Even when it came to taxation, Mr Darling maintained his equilibrium. Despite the vast debt, the big four taxes – VAT, income tax, National Insurance and corporation tax – went untouched by the Chancellor.
He made a few waves with his attempts to soak the rich, but there will be even fewer tears shed among the three-and-a-quarter million unemployed when the 291,000 people who earn more than £150,000-a-year receive their increased tax bills next April. Indeed, Labour claimed yesterday that these high earners each receive £27,000-a-year in tax breaks – £8,000 more than the average salary in the North-East – so there might even be an outbreak of moral indignation among the public as there was when Sir Fred the Shred’s pension leaked out.

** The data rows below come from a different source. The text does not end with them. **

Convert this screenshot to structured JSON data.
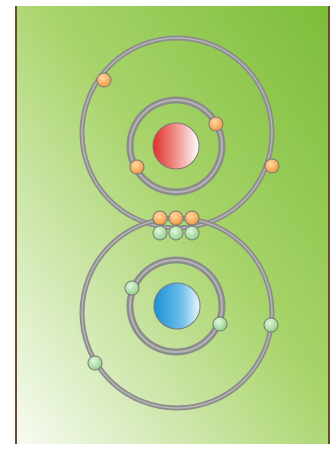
{
  "diagram": {
    "background_gradient": [
      "#f7fbf2",
      "#a8d46a",
      "#7cbd3a"
    ],
    "frame_color": "#6b4a2b",
    "orbit_color": "#8c8c8c",
    "orbit_highlight": "#b5b5b5",
    "atoms": [
      {
        "name": "top-atom",
        "nucleus_colors": [
          "#ffffff",
          "#f3a7a0",
          "#e12b2b"
        ],
        "electron_color": "#f0963a",
        "inner_shell_electrons": 2,
        "outer_shell_electrons": 2
      },
      {
        "name": "bottom-atom",
        "nucleus_colors": [
          "#e9f6fd",
          "#6fbde9",
          "#1a8fd6"
        ],
        "electron_color": "#8ccf84",
        "inner_shell_electrons": 2,
        "outer_shell_electrons": 2
      }
    ],
    "shared_electrons": {
      "top_row_color": "#f0963a",
      "top_row_count": 3,
      "bottom_row_color": "#8ccf84",
      "bottom_row_count": 3
    }
  }
}
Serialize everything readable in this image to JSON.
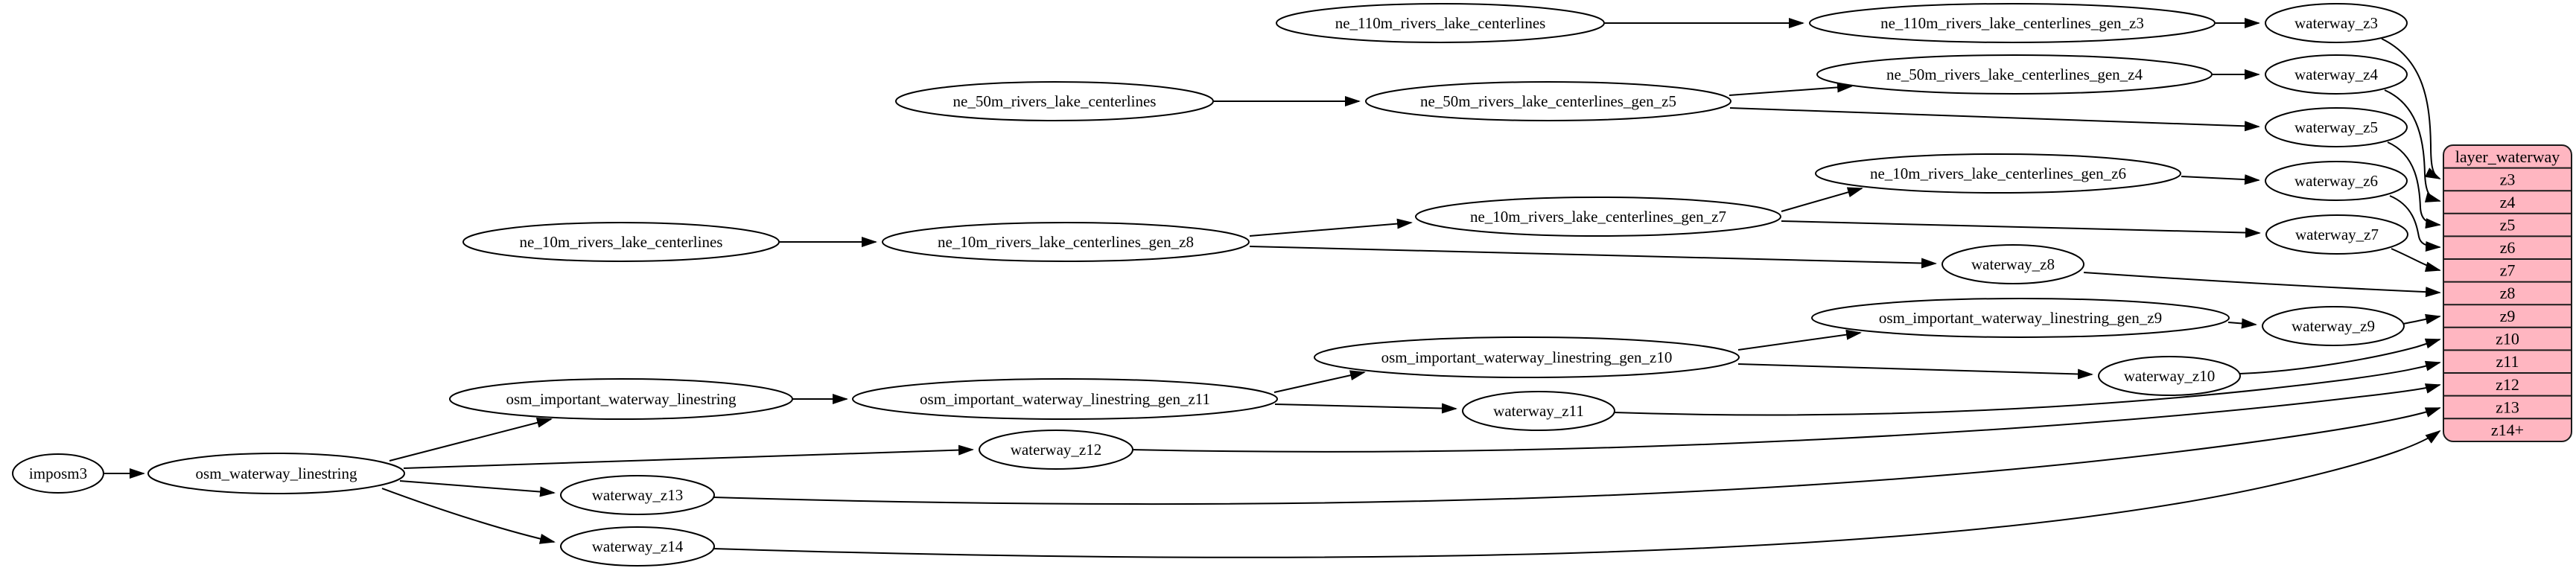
{
  "diagram": {
    "kind": "etl-dependency-graph",
    "nodes": [
      {
        "id": "imposm3",
        "label": "imposm3"
      },
      {
        "id": "osm_waterway_linestring",
        "label": "osm_waterway_linestring"
      },
      {
        "id": "ne_110m_rivers_lake_centerlines",
        "label": "ne_110m_rivers_lake_centerlines"
      },
      {
        "id": "ne_110m_rivers_lake_centerlines_gen_z3",
        "label": "ne_110m_rivers_lake_centerlines_gen_z3"
      },
      {
        "id": "waterway_z3",
        "label": "waterway_z3"
      },
      {
        "id": "ne_50m_rivers_lake_centerlines",
        "label": "ne_50m_rivers_lake_centerlines"
      },
      {
        "id": "ne_50m_rivers_lake_centerlines_gen_z5",
        "label": "ne_50m_rivers_lake_centerlines_gen_z5"
      },
      {
        "id": "ne_50m_rivers_lake_centerlines_gen_z4",
        "label": "ne_50m_rivers_lake_centerlines_gen_z4"
      },
      {
        "id": "waterway_z4",
        "label": "waterway_z4"
      },
      {
        "id": "waterway_z5",
        "label": "waterway_z5"
      },
      {
        "id": "ne_10m_rivers_lake_centerlines",
        "label": "ne_10m_rivers_lake_centerlines"
      },
      {
        "id": "ne_10m_rivers_lake_centerlines_gen_z8",
        "label": "ne_10m_rivers_lake_centerlines_gen_z8"
      },
      {
        "id": "ne_10m_rivers_lake_centerlines_gen_z7",
        "label": "ne_10m_rivers_lake_centerlines_gen_z7"
      },
      {
        "id": "ne_10m_rivers_lake_centerlines_gen_z6",
        "label": "ne_10m_rivers_lake_centerlines_gen_z6"
      },
      {
        "id": "waterway_z6",
        "label": "waterway_z6"
      },
      {
        "id": "waterway_z7",
        "label": "waterway_z7"
      },
      {
        "id": "waterway_z8",
        "label": "waterway_z8"
      },
      {
        "id": "osm_important_waterway_linestring",
        "label": "osm_important_waterway_linestring"
      },
      {
        "id": "osm_important_waterway_linestring_gen_z11",
        "label": "osm_important_waterway_linestring_gen_z11"
      },
      {
        "id": "osm_important_waterway_linestring_gen_z10",
        "label": "osm_important_waterway_linestring_gen_z10"
      },
      {
        "id": "osm_important_waterway_linestring_gen_z9",
        "label": "osm_important_waterway_linestring_gen_z9"
      },
      {
        "id": "waterway_z9",
        "label": "waterway_z9"
      },
      {
        "id": "waterway_z10",
        "label": "waterway_z10"
      },
      {
        "id": "waterway_z11",
        "label": "waterway_z11"
      },
      {
        "id": "waterway_z12",
        "label": "waterway_z12"
      },
      {
        "id": "waterway_z13",
        "label": "waterway_z13"
      },
      {
        "id": "waterway_z14",
        "label": "waterway_z14"
      }
    ],
    "edges": [
      [
        "imposm3",
        "osm_waterway_linestring"
      ],
      [
        "osm_waterway_linestring",
        "osm_important_waterway_linestring"
      ],
      [
        "osm_waterway_linestring",
        "waterway_z12"
      ],
      [
        "osm_waterway_linestring",
        "waterway_z13"
      ],
      [
        "osm_waterway_linestring",
        "waterway_z14"
      ],
      [
        "osm_important_waterway_linestring",
        "osm_important_waterway_linestring_gen_z11"
      ],
      [
        "osm_important_waterway_linestring_gen_z11",
        "osm_important_waterway_linestring_gen_z10"
      ],
      [
        "osm_important_waterway_linestring_gen_z11",
        "waterway_z11"
      ],
      [
        "osm_important_waterway_linestring_gen_z10",
        "osm_important_waterway_linestring_gen_z9"
      ],
      [
        "osm_important_waterway_linestring_gen_z10",
        "waterway_z10"
      ],
      [
        "osm_important_waterway_linestring_gen_z9",
        "waterway_z9"
      ],
      [
        "ne_110m_rivers_lake_centerlines",
        "ne_110m_rivers_lake_centerlines_gen_z3"
      ],
      [
        "ne_110m_rivers_lake_centerlines_gen_z3",
        "waterway_z3"
      ],
      [
        "ne_50m_rivers_lake_centerlines",
        "ne_50m_rivers_lake_centerlines_gen_z5"
      ],
      [
        "ne_50m_rivers_lake_centerlines_gen_z5",
        "ne_50m_rivers_lake_centerlines_gen_z4"
      ],
      [
        "ne_50m_rivers_lake_centerlines_gen_z5",
        "waterway_z5"
      ],
      [
        "ne_50m_rivers_lake_centerlines_gen_z4",
        "waterway_z4"
      ],
      [
        "ne_10m_rivers_lake_centerlines",
        "ne_10m_rivers_lake_centerlines_gen_z8"
      ],
      [
        "ne_10m_rivers_lake_centerlines_gen_z8",
        "ne_10m_rivers_lake_centerlines_gen_z7"
      ],
      [
        "ne_10m_rivers_lake_centerlines_gen_z8",
        "waterway_z8"
      ],
      [
        "ne_10m_rivers_lake_centerlines_gen_z7",
        "ne_10m_rivers_lake_centerlines_gen_z6"
      ],
      [
        "ne_10m_rivers_lake_centerlines_gen_z7",
        "waterway_z7"
      ],
      [
        "ne_10m_rivers_lake_centerlines_gen_z6",
        "waterway_z6"
      ],
      [
        "waterway_z3",
        "layer_waterway.z3"
      ],
      [
        "waterway_z4",
        "layer_waterway.z4"
      ],
      [
        "waterway_z5",
        "layer_waterway.z5"
      ],
      [
        "waterway_z6",
        "layer_waterway.z6"
      ],
      [
        "waterway_z7",
        "layer_waterway.z7"
      ],
      [
        "waterway_z8",
        "layer_waterway.z8"
      ],
      [
        "waterway_z9",
        "layer_waterway.z9"
      ],
      [
        "waterway_z10",
        "layer_waterway.z10"
      ],
      [
        "waterway_z11",
        "layer_waterway.z11"
      ],
      [
        "waterway_z12",
        "layer_waterway.z12"
      ],
      [
        "waterway_z13",
        "layer_waterway.z13"
      ],
      [
        "waterway_z14",
        "layer_waterway.z14+"
      ]
    ]
  },
  "table": {
    "title": "layer_waterway",
    "rows": [
      "z3",
      "z4",
      "z5",
      "z6",
      "z7",
      "z8",
      "z9",
      "z10",
      "z11",
      "z12",
      "z13",
      "z14+"
    ]
  },
  "colors": {
    "table_fill": "#ffb6c1",
    "node_fill": "#ffffff",
    "stroke": "#000000",
    "background": "#ffffff"
  }
}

It is possible that the funambulist may even have performed a conjuring trick on his tightrope, because he appears to have magicked up an electoral quandary for the Conservative opposition. Will the Tories really go to the polls next May demanding a tax cut for a few, wealthy individuals?
Mere mention of the election means that Mr Darling completed his tightrope walk yesterday without over-balancing.
He did it by avoiding creating any wobbles: this was, in truth, a Budget that was modest in terms of fiscal stimulus, of job creation, of saving the environment, of rationalising public expenditure and of raising revenue.
In its favour, it is unlikely to damage the current tiny flickerings of economic recovery, but, equally, it will not address the future enormity of pay-back time.
Whoever picks up Mr Darling’s balancing pole after the next election will discover there’s not much fun being a funambulist and this Budget may look to have been an exceedingly dangerous high wire act.